- Louis c. 1950

Background information
- Also known as: The Be-Bop Boy; The Pepticon Boy; Chicago Sunny Boy;
- Born: Lester Hill September 23, 1921 Raines, Tennessee, U.S.
- Died: August 5, 1957 (aged 35) Memphis, Tennessee, U.S.
- Genres: Blues
- Occupation: Musician
- Instruments: Guitar; vocals; harmonica; drums;
- Years active: 1940s–1957
- Labels: Phillips; Sun; Checker; Modern; Meteor; Columbia;

= Joe Hill Louis =

American singer, guitarist, harmonica player and one-man band

Lester Hill (September 23, 1921 – August 5, 1957), known professionally as Joe Hill Louis, was an American singer, guitarist, harmonica player and one-man band. He was one of a small number of one-man blues bands (along with fellow Memphis bluesman Doctor Ross) to have recorded commercially in the 1950s. He was also a session musician for Sun Records.

==Life and career==

=== Early life ===
Louis was born Lester (or possibly Leslie) Hill on September 23, 1921, in Raines, Tennessee, now part of Memphis. His nickname "Joe Louis" arose as a result of a childhood fight with another youth. At the age of 14 he left home to work as a servant for a wealthy Memphis family. He also worked at the Peabody Hotel in Memphis in the late 1930s. From the early 1940s onwards he worked as a musician and one-man band.
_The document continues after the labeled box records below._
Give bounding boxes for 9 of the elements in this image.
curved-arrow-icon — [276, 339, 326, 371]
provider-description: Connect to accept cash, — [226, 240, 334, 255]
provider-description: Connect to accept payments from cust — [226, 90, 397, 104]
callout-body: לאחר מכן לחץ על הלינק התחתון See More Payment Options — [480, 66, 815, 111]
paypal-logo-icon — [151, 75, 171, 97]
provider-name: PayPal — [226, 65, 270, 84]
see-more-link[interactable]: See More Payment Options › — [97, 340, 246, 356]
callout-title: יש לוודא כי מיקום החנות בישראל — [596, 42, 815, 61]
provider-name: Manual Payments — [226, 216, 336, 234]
===Recording and radio career===
Louis made his recording debut on Columbia Records in 1949, and his music was released on a variety of labels through the 1950s, such as Modern, Checker, Meteor, Big Town, and Mimosa. Louis also recorded for Sam Phillips' Sun Records, both under his own name and as a backing musician for a wide variety of other singers.

His most notable electric blues single, "Gotta Let You Go" b/w "Boogie in the Park" (recorded in July 1950 and released the following month as part number 9001/9002), featured Louis performing "one of the loudest, most overdriven, and distorted guitar stomps ever recorded" while also playing a rudimentary drum kit. It was the only record released on Sam Phillips's early 'It's The Phillips' label before he founded Sun Records. Louis's electric guitar playing is also considered a predecessor of heavy metal music.

Another notable recording he made at Sun Records was as guitarist on Rufus Thomas's "Bear Cat", an answer record to Big Mama Thornton's "Hound Dog", which reached number 3 on the R&B chart and resulted in legal action for copyright infringement. He also shared writing credit for the song "Tiger Man", which has been recorded by Thomas and Elvis Presley, among others. Around 1950 he took over the Pepticon Boy radio program on WDIA from B. B. King. He was also known as "The Pepticon Boy" or "The Be-Bop Boy", and recorded as "Chicago Sunny Boy" for Meteor Records in 1953.

==Death==
Louis died on August 5, 1957, in John Gaston Hospital, in Memphis, at the age of 35, of tetanus contracted as a result of an infected cut on his thumb, sustained while he was working as an odd job man.

==Selected discography==
- Boogie in the Park (Ace CDCHD-803, 2001)
- King of the One Man Bands (Key Postwar Cuts 1949–1954) (JSP 4208, 2008) 2-CD
- A' Jumpin' & A' Shufflin' The Blues 1950–1954 (Jasmine JASMCD-3143, 2019)

==Bibliography==
- Harris, S. (1989). Blues Who's Who, 5th paperback edition. New York: Da Capo Press.
- Turner, B. (1985). "The Blues in Memphis". Album booklet for Sun Records: The Blues Years 1950–1956. London: Sun Records.